KI-Kompetenzen und Recheninfrastruktur notwendig

Demografisch bedingt scheidet in den nächsten Jahren eine ganze Generation an Fachkräften aus dem Arbeitsleben aus. Mit ihr verlasse wertvolles Erfahrungswissen die Betriebe, das oft nur in den Köpfen und Körpern der Beschäftigten vorhanden sein, heißt es in dem Whitepaper. KI-basierter Wissenstransfer kann zum Erhalt dieses impliziten Wissens beitragen. So könnte ein Assistenzsystem mittels unterschiedlicher Sensoren die Arbeitsschritte von Beschäftigten erfassen, das Erfahrungswissen dahinter lernen, speichern und an die neuen Generationen von Fachkräften weitergeben.

KI wird Fachkräfteengpässe zwar nicht im Alleingang beseitigen können. Der Einsatz der Technologie kann aber einen wesentlichen Beitrag zur Sicherung der Fachkräftebasis in Wirtschaft und Verwaltung leisten, wenn wir die passenden Rahmenbedingungen schaffen.

Christoph Schmidt, Präsident des RWI Leibniz-Instituts für Wirtschaftsforschung sowie Mitglied der Arbeit/Qualifikation, Mensch-Maschine-Interaktion der Plattform Lernende Systeme.

Die Autoren des Whitepapers empfehlen, bereits in den Schulen ein grundlegendes Verständnis von KI zu fördern, etwa im Informatikunterricht. Die KI-basierte Automatisierung wird auch die Weiterqualifizierung der heutigen Beschäftigten erfordern.

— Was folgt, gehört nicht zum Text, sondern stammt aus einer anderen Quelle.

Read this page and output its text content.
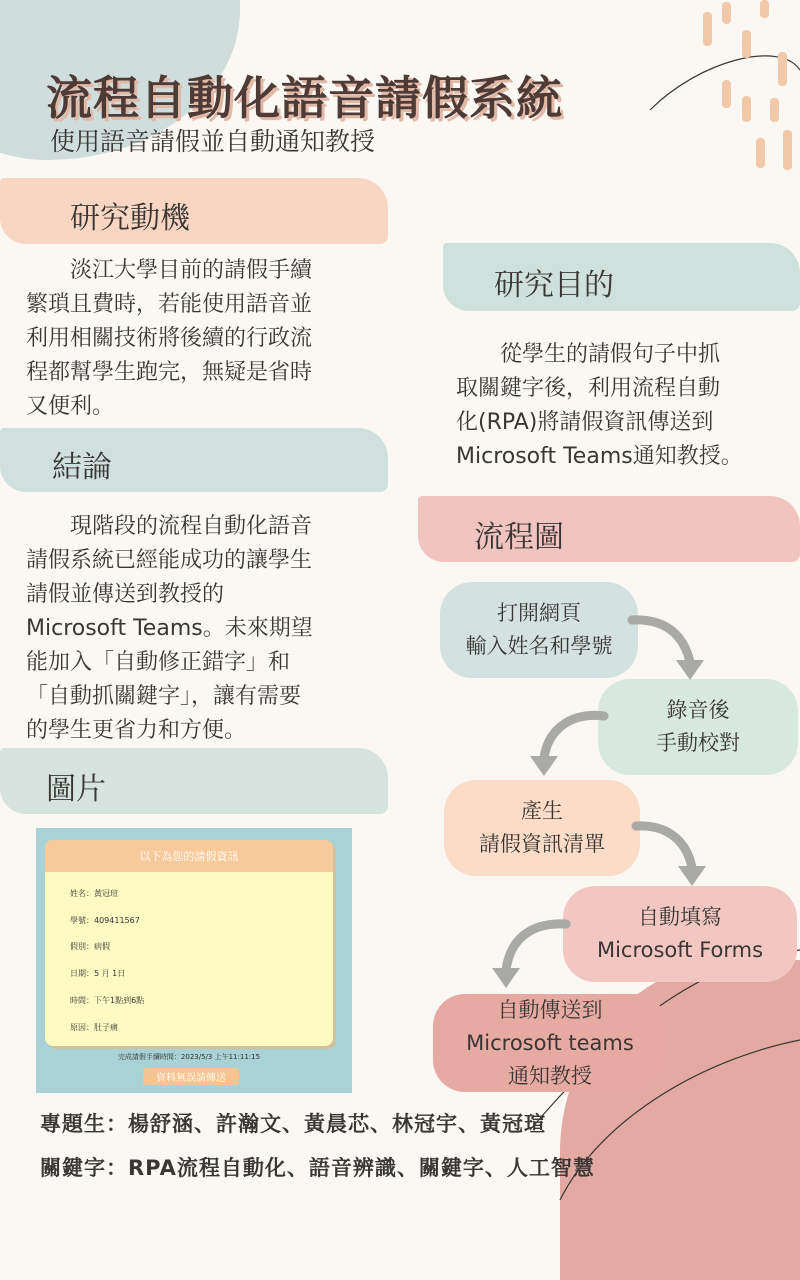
流程自動化語音請假系統
使用語音請假並自動通知教授
研究動機
　　淡江大學目前的請假手續
繁瑣且費時，若能使用語音並
利用相關技術將後續的行政流
程都幫學生跑完，無疑是省時
又便利。
結論
　　現階段的流程自動化語音
請假系統已經能成功的讓學生
請假並傳送到教授的
Microsoft Teams。未來期望
能加入「自動修正錯字」和
「自動抓關鍵字」，讓有需要
的學生更省力和方便。
圖片
以下為您的請假資訊
姓名：黃冠瑄
學號：409411567
假別：病假
日期：5 月 1日
時間：下午1點到6點
原因：肚子痛
完成請假手續時間：2023/5/3 上午11:11:15
資料無誤請傳送
研究目的
　　從學生的請假句子中抓
取關鍵字後，利用流程自動
化(RPA)將請假資訊傳送到
Microsoft Teams通知教授。
流程圖
打開網頁
輸入姓名和學號
錄音後
手動校對
產生
請假資訊清單
自動填寫
Microsoft Forms
自動傳送到
Microsoft teams
通知教授
專題生：楊舒涵、許瀚文、黃晨芯、林冠宇、黃冠瑄
關鍵字：RPA流程自動化、語音辨識、關鍵字、人工智慧
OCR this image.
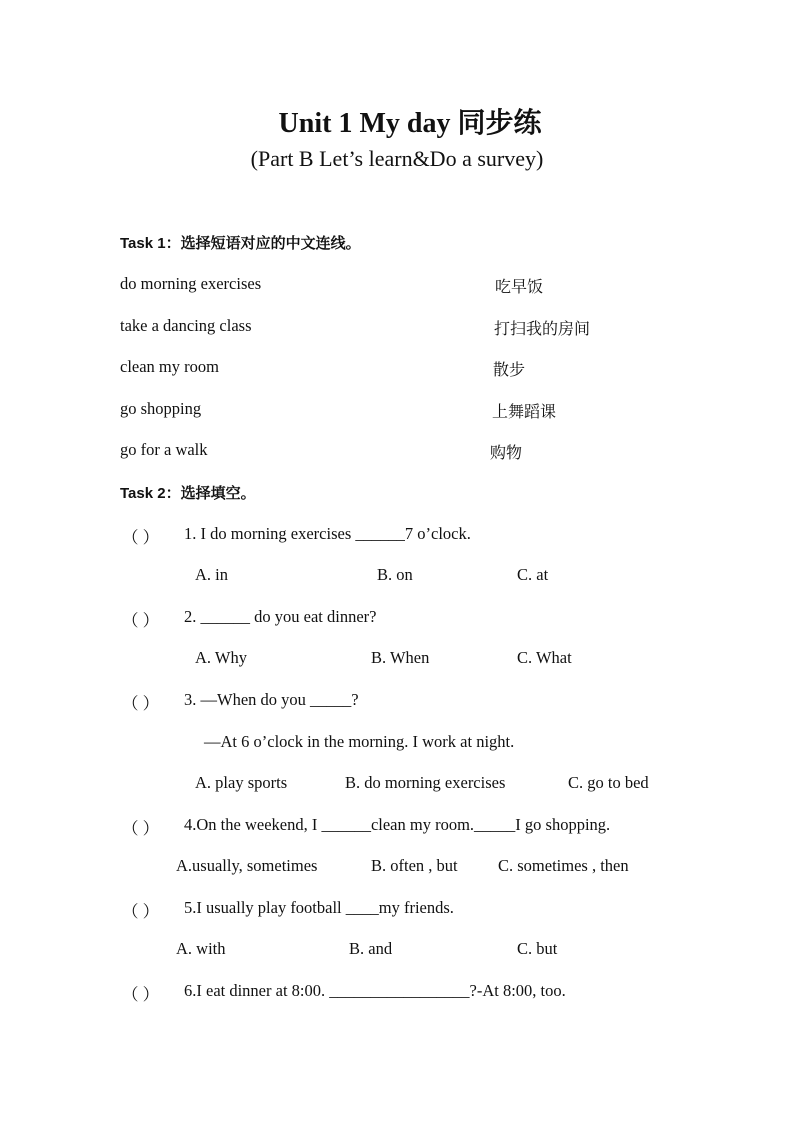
Unit 1 My day 同步练
(Part B Let’s learn&Do a survey)
Task 1：选择短语对应的中文连线。
do morning exercises	吃早饭
take a dancing class	打扫我的房间
clean my room	散步
go shopping	上舞蹈课
go for a walk	购物
Task 2：选择填空。
（ ） 1. I do morning exercises ______7 o’clock.
A. in	B. on	C. at
（ ） 2. ______ do you eat dinner?
A. Why	B. When	C. What
（ ） 3. —When do you _____?
—At 6 o’clock in the morning. I work at night.
A. play sports	B. do morning exercises	C. go to bed
（ ） 4.On the weekend, I ______clean my room._____I go shopping.
A.usually, sometimes	B. often , but C. sometimes , then
（ ） 5.I usually play football ____my friends.
A. with	B. and	C. but
（ ） 6.I eat dinner at 8:00. _________________?-At 8:00, too.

KI-Anwendungen brauchen zudem leistungsstarke Daten- und Recheninfrastrukturen, in die Wirtschaft und öffentliche Hand investieren sollten.

Das Whitepaper „KI für die Fachkräftesicherung nutzen. Lösungsansätze für Automatisierung, Teilhabe und Wissenstransfer“ wurde von Mitgliedern der Arbeitsgruppe Arbeit/Qualifikation, Mensch-Maschine-Interaktion der Plattform Lernende Systeme verfasst und steht kostenfrei zum Download zur Verfügung.